Making the site a two-way dialogue is also critical. Restaurant management can respond to reviewers’ comments, “giving the owner the last say,” Leisman says.
“Not only do we have traffic. We have intensive customers, looking for a place to eat,” Leisman says.
Though restaurateurs mention irascible comments, Leisman note that the average TripAdvisor score is 4.1 of 5, and “there are always going to be some rotten eggs,” Leisman says.
TripAdvisor has 300 content specialists who weed out the fraudulent comments to ensure accuracy. They identify “anomalies, see patterns and something doesn’t smell right” eliminates it, she says. It also has contributed to shutting down the 300 sites that falsify reviews as their business.
Owners who look for trends in comments can reap rewards. For example, one coffee shop owner in New Yorker noted several comments about its less than pristine bathrooms.
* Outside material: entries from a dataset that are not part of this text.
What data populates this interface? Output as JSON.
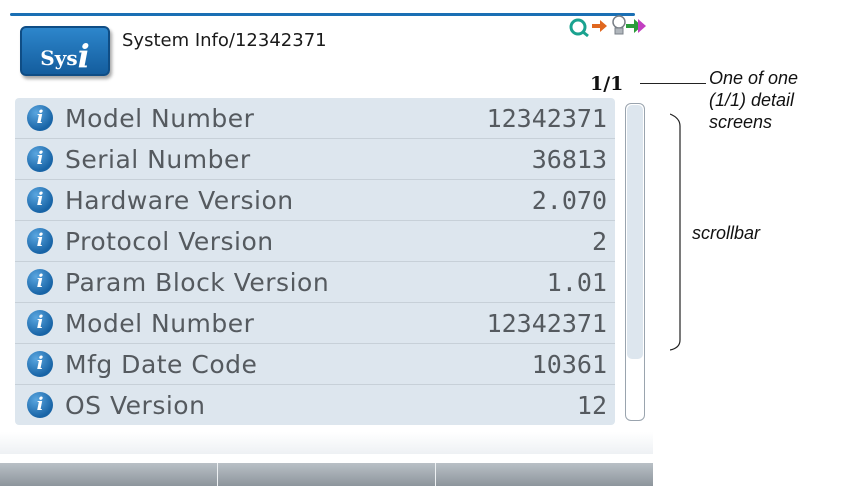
{
  "header": {
    "app_icon_prefix": "Sys",
    "app_icon_glyph": "i",
    "title": "System Info/12342371",
    "status_icons": [
      "search-icon",
      "arrow-right-icon",
      "lightbulb-icon",
      "connection-icon"
    ],
    "accent_color": "#1a6fb4"
  },
  "page_indicator": "1/1",
  "info_list": [
    {
      "label": "Model Number",
      "value": "12342371"
    },
    {
      "label": "Serial Number",
      "value": "36813"
    },
    {
      "label": "Hardware Version",
      "value": "2.070"
    },
    {
      "label": "Protocol Version",
      "value": "2"
    },
    {
      "label": "Param Block Version",
      "value": "1.01"
    },
    {
      "label": "Model Number",
      "value": "12342371"
    },
    {
      "label": "Mfg Date Code",
      "value": "10361"
    },
    {
      "label": "OS Version",
      "value": "12"
    }
  ],
  "info_icon_glyph": "i",
  "annotations": {
    "page_indicator_note": "One of one (1/1) detail screens",
    "scrollbar_note": "scrollbar"
  },
  "softkeys": [
    "",
    "",
    ""
  ]
}
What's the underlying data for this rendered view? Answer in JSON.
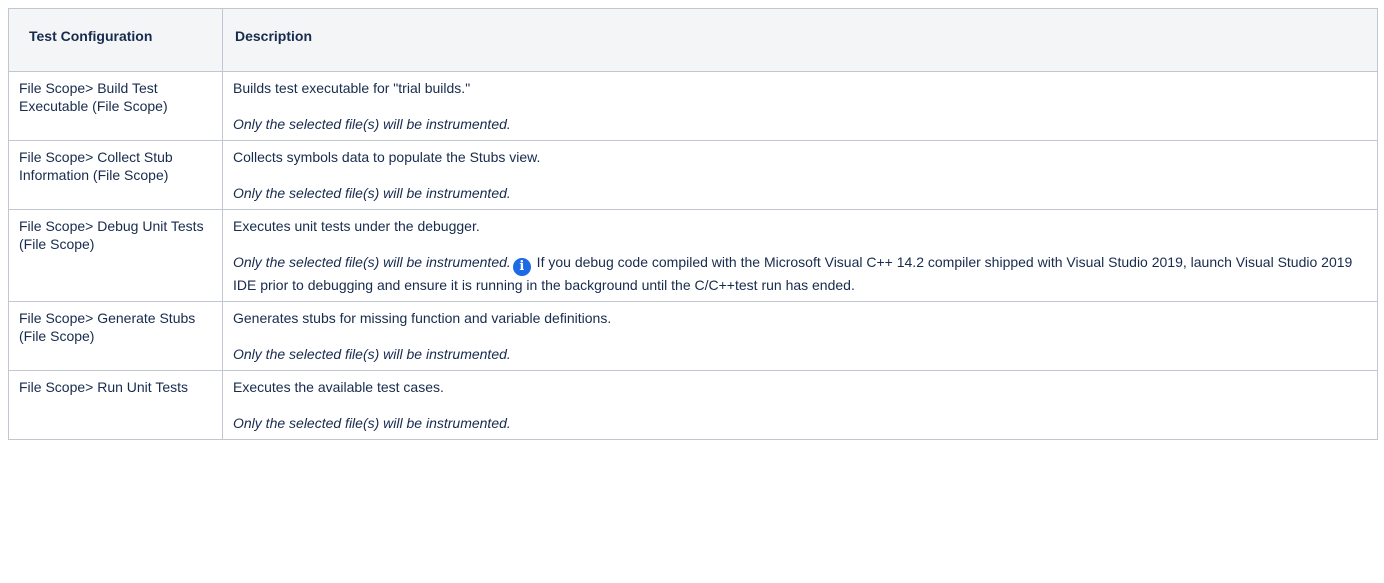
{
  "table": {
    "headers": {
      "config": "Test Configuration",
      "description": "Description"
    },
    "rows": [
      {
        "name": "File Scope> Build Test Executable (File Scope)",
        "summary": "Builds test executable for \"trial builds.\"",
        "note": "Only the selected file(s) will be instrumented.",
        "extra": ""
      },
      {
        "name": "File Scope> Collect Stub Information (File Scope)",
        "summary": "Collects symbols data to populate the Stubs view.",
        "note": "Only the selected file(s) will be instrumented.",
        "extra": ""
      },
      {
        "name": "File Scope> Debug Unit Tests (File Scope)",
        "summary": "Executes unit tests under the debugger.",
        "note": "Only the selected file(s) will be instrumented.",
        "extra": " If you debug code compiled with the Microsoft Visual C++ 14.2 compiler shipped with Visual Studio 2019, launch Visual Studio 2019 IDE prior to debugging and ensure it is running in the background until the C/C++test run has ended."
      },
      {
        "name": "File Scope> Generate Stubs (File Scope)",
        "summary": "Generates stubs for missing function and variable definitions.",
        "note": "Only the selected file(s) will be instrumented.",
        "extra": ""
      },
      {
        "name": "File Scope> Run Unit Tests",
        "summary": "Executes the available test cases.",
        "note": "Only the selected file(s) will be instrumented.",
        "extra": ""
      }
    ]
  },
  "icons": {
    "info": "info-icon",
    "info_glyph": "i",
    "info_color": "#1d6ae5"
  },
  "colors": {
    "header_bg": "#f4f5f7",
    "border": "#c1c7d0",
    "text": "#172b4d"
  }
}
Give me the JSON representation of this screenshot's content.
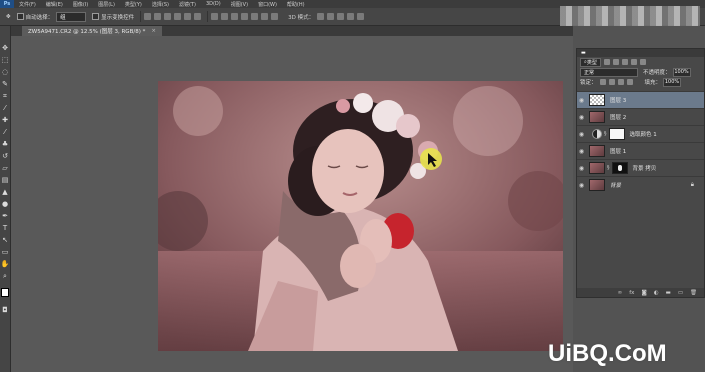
{
  "menubar": {
    "logo": "Ps",
    "items": [
      "文件(F)",
      "编辑(E)",
      "图像(I)",
      "图层(L)",
      "类型(Y)",
      "选择(S)",
      "滤镜(T)",
      "3D(D)",
      "视图(V)",
      "窗口(W)",
      "帮助(H)"
    ]
  },
  "options": {
    "auto_select_label": "自动选择：",
    "auto_select_value": "组",
    "transform_label": "显示变换控件",
    "mode_3d": "3D 模式："
  },
  "tab": {
    "title": "ZW5A9471.CR2 @ 12.5% (图层 3, RGB/8) *",
    "close": "×"
  },
  "layers_panel": {
    "filter_value": "类型",
    "blend_mode": "正常",
    "opacity_label": "不透明度：",
    "opacity_value": "100%",
    "lock_label": "锁定：",
    "fill_label": "填充：",
    "fill_value": "100%",
    "layers": [
      {
        "name": "图层 3",
        "selected": true,
        "thumb": "checker"
      },
      {
        "name": "图层 2",
        "selected": false,
        "thumb": "photo"
      },
      {
        "name": "选取颜色 1",
        "selected": false,
        "thumb": "white",
        "adjustment": true
      },
      {
        "name": "图层 1",
        "selected": false,
        "thumb": "photo"
      },
      {
        "name": "背景 拷贝",
        "selected": false,
        "thumb": "photo",
        "mask": true
      },
      {
        "name": "背景",
        "selected": false,
        "thumb": "photo",
        "locked": true
      }
    ],
    "footer_icons": [
      "∞",
      "fx",
      "◙",
      "◐",
      "▬",
      "▭",
      "🗑"
    ]
  },
  "watermark": "UiBQ.CoM",
  "colors": {
    "selected_layer": "#6b7a8c",
    "bg": "#535353"
  }
}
He renovated it, read reviews on the site about the spanking new bathroom, and noticed a spike in customers.
Owners can also pay for TripAdvisor Ads that “put their business front-and-center in relevant site placements,” Leisman says. It attracts diners looking for restaurants in their area, price point or style to more readily see their ads.
As consumers gravitate increasingly to buying prepared food at home, paying more attention to consumer feedback on review sties is imperative, urges consultant Flickinger. “People still want good dining experiences, at a fair price with good quality and Yelp and TripAdvisor are increasingly used as key measurement and guide points on choosing where to dine,” he says.